The Opposite of Disempowerment

It is trite to say that the opposite of disempowerment is empowerment, which has been a slogan and rallying cry of the development NGO community for over two decades; but what does empowerment mean in the real world and in this context?

Even when the local community owns the regulations, some may still resent outsiders coming in and arresting their relatives and friends for non-compliance. What better way to cement the new culture of compliance and natural resource management than to empower the community leaders as enforcement officers?

Using a provision of the Wildlife Protection Act and the Fishing Industry Act, some fifty fisherfolk were officially appointed "Honorary Game Wardens" and "Fishery Inspectors" by Jamaica's Head of State, the Governor-General. These Acts convey powers of arrest (without warrant if the enforcement officer witnesses the offence; and powers of search without warrant of any vessel the enforcement officer believes has been used to commit an offence, or contains a catch obtained illegally; and powers to impound any vessel if any evidence is found. These are serious powers, and certainly qualify as empowerment.

C-CAM provides three days of training annually to all Honorary Game Wardens and Fishery Inspectors - in the provisions of the laws they enforce and in the mechanics of making an arrest, taking a statement, preserving evidence and testifying in court. It is made clear to the trainees that compliance is the objective - not making arrests - and numerous warnings have been given to encourage future adherence to the laws and regulations.

Empowering community leaders in this way reinforces their authority, and strengthens the effectiveness of the fisheries organizations themselves.

A big fear associated with this approach is that Honorary Game Wardens and Fishery Inspectors might abuse their authority. Careful selection of suitable persons, thorough training, and close supervision by C-CAM have resulted in not one case of abuse of authority, or false arrest, since 1996, and a 100% conviction rate in those cases which have gone to court!

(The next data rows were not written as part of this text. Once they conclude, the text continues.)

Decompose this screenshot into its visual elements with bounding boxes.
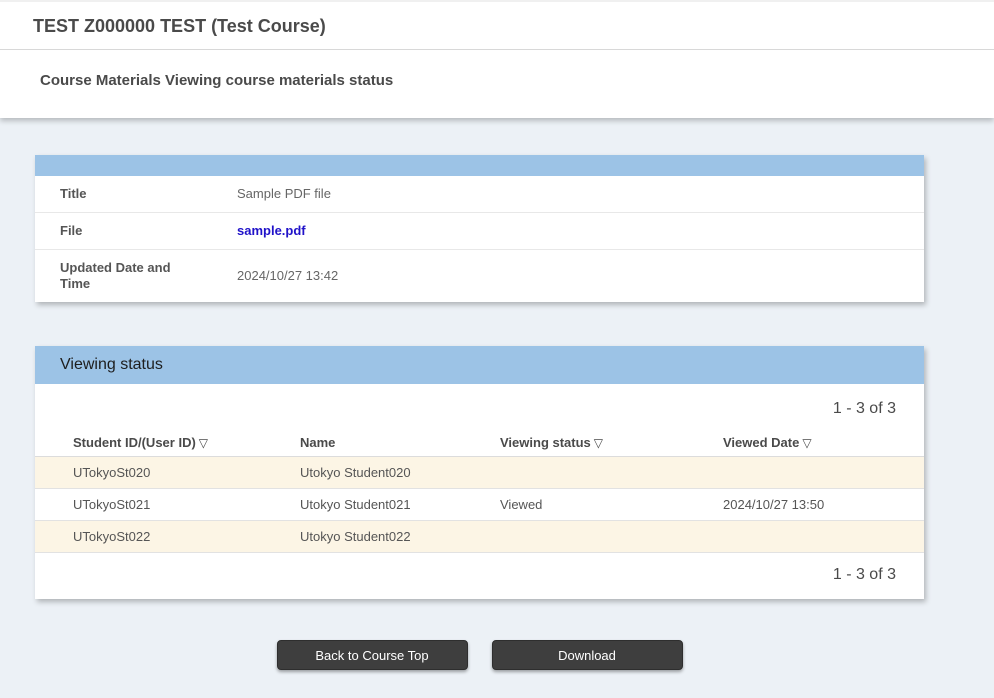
cell-viewing-status: Viewed bbox=[500, 497, 723, 512]
table-header-row: Student ID/(User ID)▽ Name Viewing statu… bbox=[35, 428, 924, 457]
updated-date-value: 2024/10/27 13:42 bbox=[237, 268, 338, 284]
filter-icon[interactable]: ▽ bbox=[802, 436, 811, 450]
file-link[interactable]: sample.pdf bbox=[237, 223, 306, 238]
cell-name: Utokyo Student022 bbox=[300, 529, 500, 544]
file-label: File bbox=[60, 223, 187, 239]
material-info-panel: Title Sample PDF file File sample.pdf Up… bbox=[35, 155, 924, 302]
viewing-status-heading: Viewing status bbox=[60, 356, 163, 374]
file-value: sample.pdf bbox=[237, 223, 306, 239]
info-row-title: Title Sample PDF file bbox=[35, 176, 924, 213]
main-content: Title Sample PDF file File sample.pdf Up… bbox=[0, 118, 994, 670]
course-title-row: TEST Z000000 TEST (Test Course) bbox=[0, 2, 994, 50]
table-row: UTokyoSt022 Utokyo Student022 bbox=[35, 521, 924, 553]
info-row-updated: Updated Date and Time 2024/10/27 13:42 bbox=[35, 250, 924, 302]
table-row: UTokyoSt021 Utokyo Student021 Viewed 202… bbox=[35, 489, 924, 521]
course-title: TEST Z000000 TEST (Test Course) bbox=[33, 16, 974, 37]
title-label: Title bbox=[60, 186, 187, 202]
column-header-viewed-date: Viewed Date▽ bbox=[723, 435, 896, 450]
cell-student-id: UTokyoSt022 bbox=[73, 529, 300, 544]
column-header-viewing-status: Viewing status▽ bbox=[500, 435, 723, 450]
column-label: Student ID/(User ID) bbox=[73, 435, 196, 450]
table-row: UTokyoSt020 Utokyo Student020 bbox=[35, 457, 924, 489]
cell-student-id: UTokyoSt021 bbox=[73, 497, 300, 512]
cell-viewed-date: 2024/10/27 13:50 bbox=[723, 497, 896, 512]
info-row-file: File sample.pdf bbox=[35, 213, 924, 250]
result-count-bottom: 1 - 3 of 3 bbox=[35, 553, 924, 599]
column-label: Viewing status bbox=[500, 435, 591, 450]
updated-date-label: Updated Date and Time bbox=[60, 260, 187, 292]
filter-icon[interactable]: ▽ bbox=[594, 436, 603, 450]
result-count-top: 1 - 3 of 3 bbox=[35, 384, 924, 428]
download-button[interactable]: Download bbox=[492, 640, 683, 670]
column-label: Viewed Date bbox=[723, 435, 799, 450]
page-header: TEST Z000000 TEST (Test Course) Course M… bbox=[0, 0, 994, 118]
column-label: Name bbox=[300, 435, 335, 450]
column-header-name: Name bbox=[300, 435, 500, 450]
material-panel-header-bar bbox=[35, 155, 924, 176]
action-button-row: Back to Course Top Download bbox=[35, 640, 924, 670]
page-title: Course Materials Viewing course material… bbox=[40, 72, 974, 89]
column-header-student-id: Student ID/(User ID)▽ bbox=[73, 435, 300, 450]
viewing-status-header-bar: Viewing status bbox=[35, 346, 924, 384]
cell-name: Utokyo Student020 bbox=[300, 465, 500, 480]
cell-name: Utokyo Student021 bbox=[300, 497, 500, 512]
breadcrumb-row: Course Materials Viewing course material… bbox=[0, 50, 994, 118]
filter-icon[interactable]: ▽ bbox=[199, 436, 208, 450]
viewing-status-panel: Viewing status 1 - 3 of 3 Student ID/(Us… bbox=[35, 346, 924, 599]
back-to-course-top-button[interactable]: Back to Course Top bbox=[277, 640, 468, 670]
cell-student-id: UTokyoSt020 bbox=[73, 465, 300, 480]
title-value: Sample PDF file bbox=[237, 186, 331, 202]
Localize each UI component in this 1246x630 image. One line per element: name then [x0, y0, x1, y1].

Another fear has been that Honorary Game Wardens and Fishery Inspectors would excuse their friends and relatives and harass their enemies, or take bribes. This is discussed during the training, and no case of this have been observed. In fact, the reverse has been found. Honorary Game Wardens and Fishery Inspectors advise their relatives and friends not to embarrass them by committing an offence, as they would be forced to personally arrest them so as to prove they are not corrupt. This is especially true of the female Honorary Game Wardens and Fishery Inspectors who have warned their partners, sons, sons-in-law and nephews. This strategy has provided effective peer-group pressure which is increasing compliance with existing laws; it can be expected to increase compliance with the Portland Bight Fisheries Regulations once they are promulgated.

Finally, it must be pointed out that the hard enforcement cannot be done by these community volunteers. Already some have been threatened with bodily harm, and they have been advised to make a full report of all observations to C-CAM and take no further action. No Honorary Game Warden or Fishery Inspector is expected to place life or limb in danger. At this time they are not insured. The protected area will benefit from full-time Protected Area Rangers will full police powers who will follow up on the intelligence provided by these local "eyes and ears".

Community Policing

In many parts of the world, getting communities to police themselves is being encouraged. The approach being taken in the Portland Bight Protected Area is a version of this, and should advance the discourse. This approach has potential to be effective for other types of offences such as traffic violations and breaches of health and planning regulations.